Efforts being made to restore FPSO – Petroleum Commission
The Petroleum Commission, the upstream petroleum regulator, says efforts are being made to ensure that the FPSO Kwame Nkrumah resumes operations in the Jubilee fields safely and as soon as possible.
The Petroleum Commission said in a statement issued on Monday April 25, and copied to ghanabusinessnews.com that it is monitoring a root cause analysis led by Tullow in order to prescribe a long term solution for the FPSO.
Authorities announced on March 20, that the FPSO Kwame Nkrumah was shutting down for a planned two-week routine maintenance, which deadline has since been postponed and extended a number of times due to damage of the vessel’s turret bearing.

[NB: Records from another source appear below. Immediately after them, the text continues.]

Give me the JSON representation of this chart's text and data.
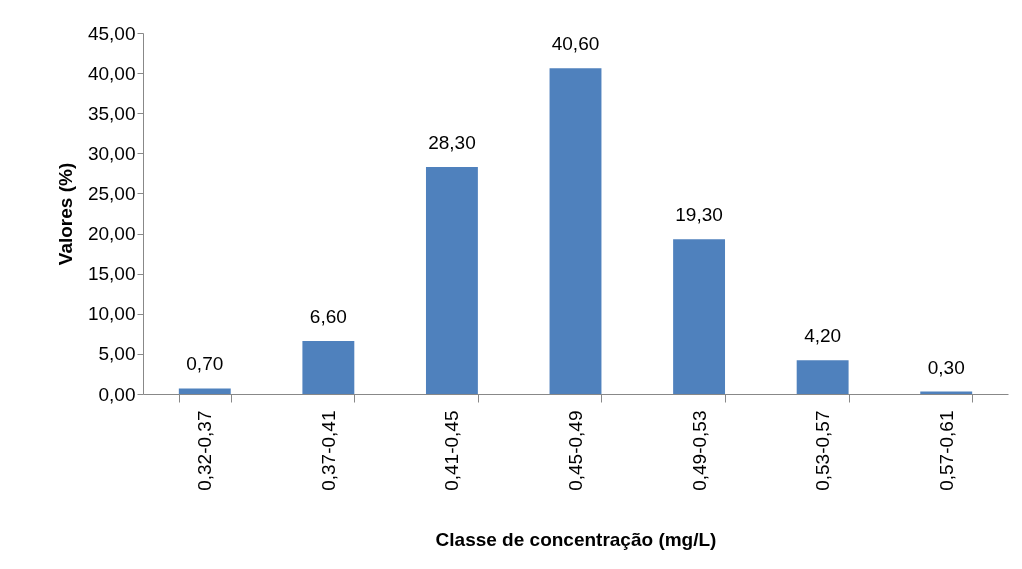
{
  "chart_data": {
    "type": "bar",
    "xlabel": "Classe de concentração (mg/L)",
    "ylabel": "Valores (%)",
    "categories": [
      "0,32-0,37",
      "0,37-0,41",
      "0,41-0,45",
      "0,45-0,49",
      "0,49-0,53",
      "0,53-0,57",
      "0,57-0,61"
    ],
    "values": [
      0.7,
      6.6,
      28.3,
      40.6,
      19.3,
      4.2,
      0.3
    ],
    "value_labels": [
      "0,70",
      "6,60",
      "28,30",
      "40,60",
      "19,30",
      "4,20",
      "0,30"
    ],
    "color": "#4f81bd",
    "ylim": [
      0,
      45
    ],
    "yticks": [
      {
        "value": 0,
        "label": "0,00"
      },
      {
        "value": 5,
        "label": "5,00"
      },
      {
        "value": 10,
        "label": "10,00"
      },
      {
        "value": 15,
        "label": "15,00"
      },
      {
        "value": 20,
        "label": "20,00"
      },
      {
        "value": 25,
        "label": "25,00"
      },
      {
        "value": 30,
        "label": "30,00"
      },
      {
        "value": 35,
        "label": "35,00"
      },
      {
        "value": 40,
        "label": "40,00"
      },
      {
        "value": 45,
        "label": "45,00"
      }
    ],
    "grid": false
  }
}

After inspecting the vessel, the Petroleum Minister, Mr Emmanuel Armah-Kofi Buah, conceded the damage on the turret bearing was serious.

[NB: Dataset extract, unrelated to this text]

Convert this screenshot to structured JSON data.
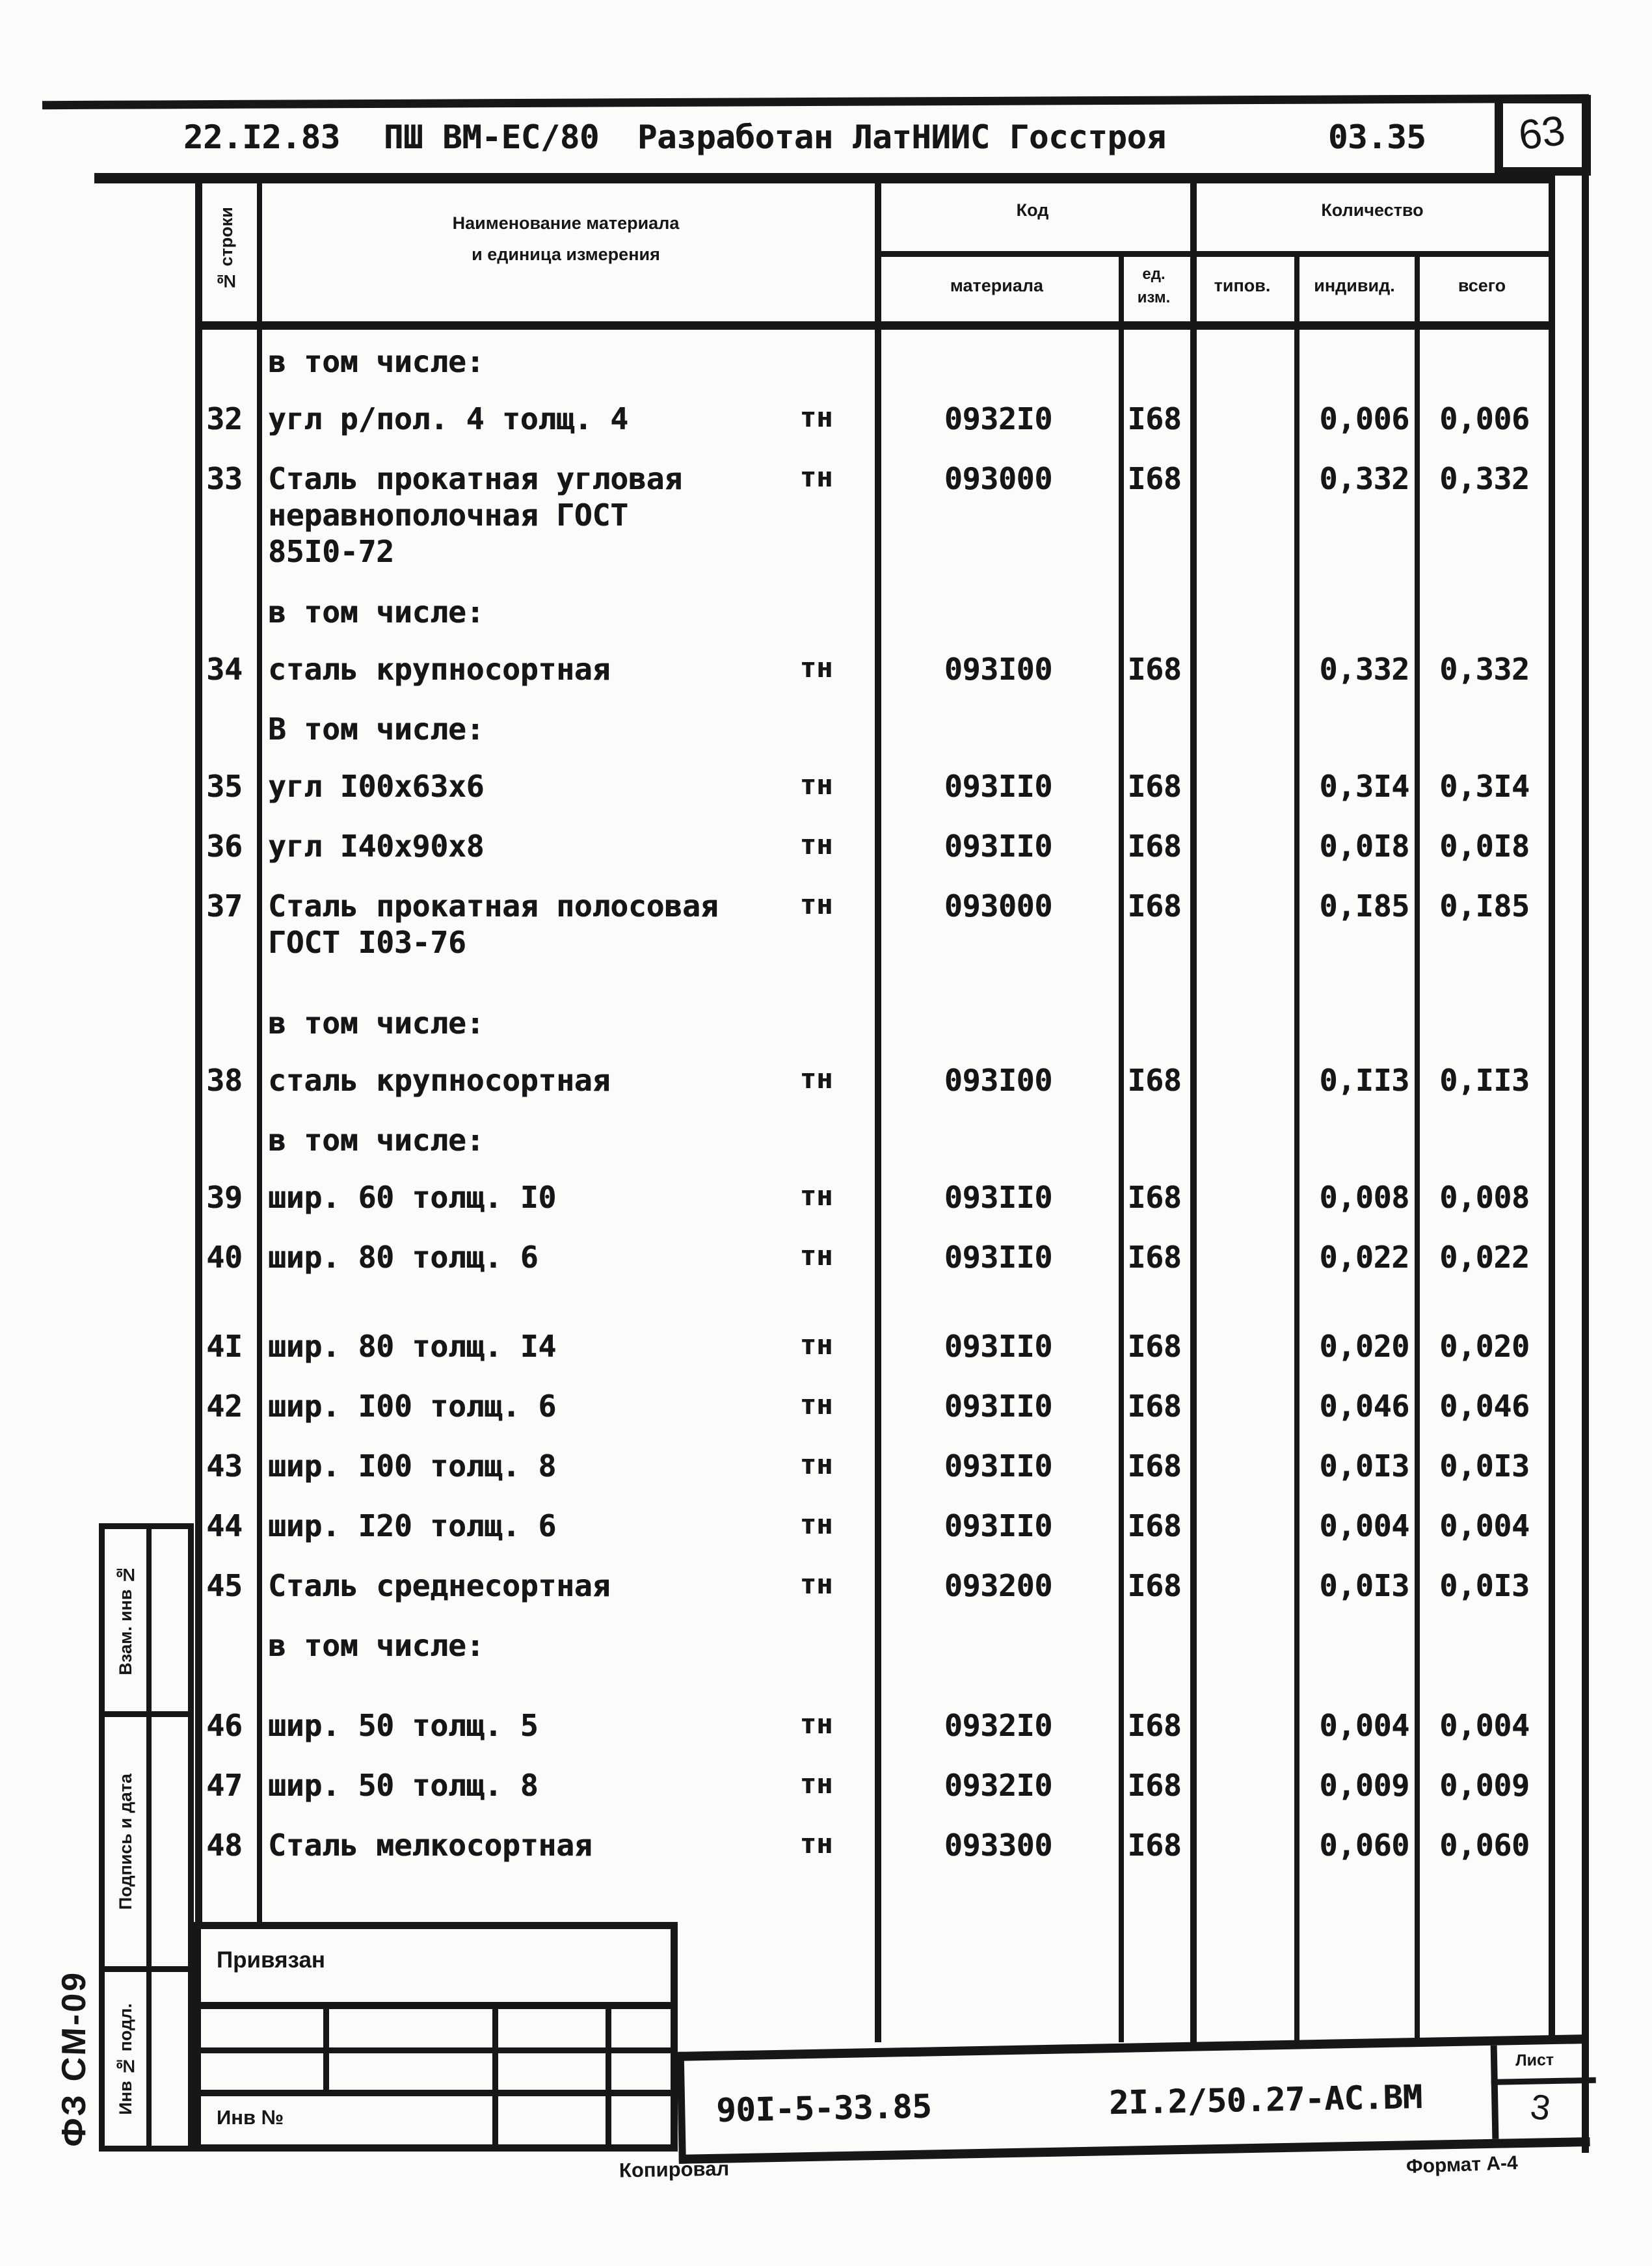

The external turret which accommodates subsea mooring lines, risers and other piping, helps the vessel to keep balance and to rotate about the turret. The damaged turret bearing means the vessel cannot keep its balance and be used for storage. Currently, the vessel is said to be on ‘heading control’ with two tug boats holding it.

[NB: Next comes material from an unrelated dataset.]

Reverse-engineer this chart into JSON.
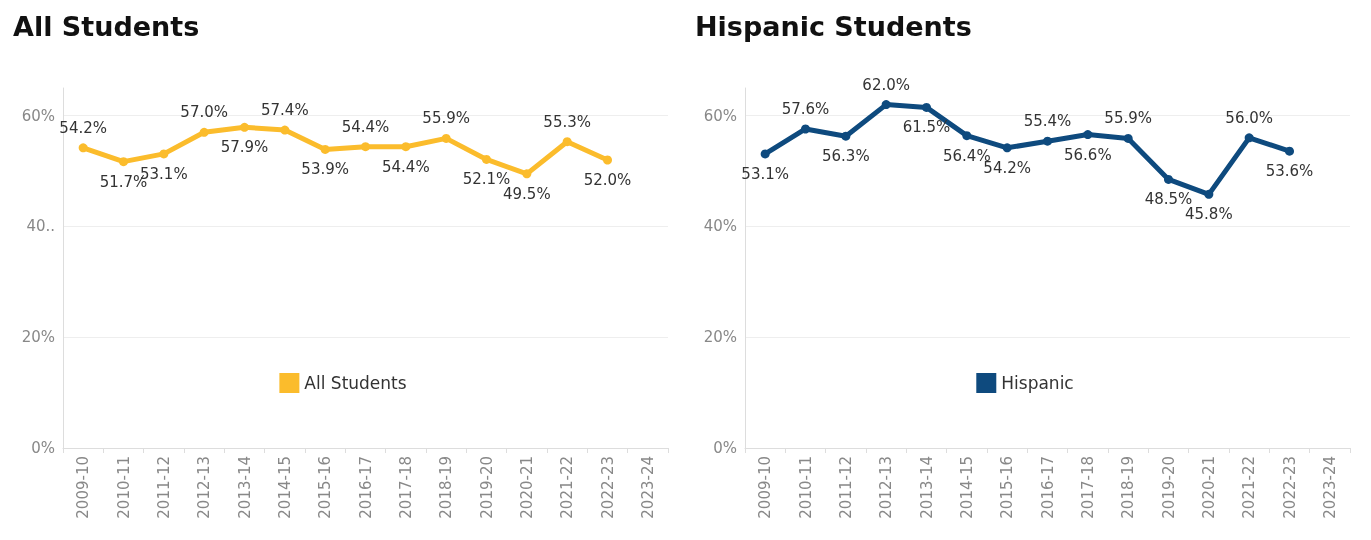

Sources in the oil and gas sector have told to ghanabusinessnews.com that the announced “routine maintenance” which has since affected oil and gas production and power generation in the country, was not routine but rather due to the damage on the turret.
Some have also suggested that the seriously damaged turret bearing may require that the FPSO Kwame Nkrumah go into a dry dock for repairs, the nearest options being Spain or Dubai in the United Arab Emirates. This would require several weeks.
The chairman of the civil society platform on oil and gas Dr Steve Manteaw believes Ghanaians are not being told the full truth on the FPSO’s situation, possibly because some of the Jubilee partners who are publicly listed companies, could be adversely affected on the stock markets.
He expressed to journalists at a training workshop by the Institute of Financial and Economic Journalists (IFEJ), that Ghanaians need to be told the truth since the FPSO’s challenges have implications for revenue, the national budget and the availability of liquefied petroleum gas (LPG).
As an interim remedial measure for the challenges on the FPSO Kwame Nkrumah, a dynamic position tanker with capacity of 250,000 barrels is shuttling between the production site and another storage tanker with capacity of one million barrels.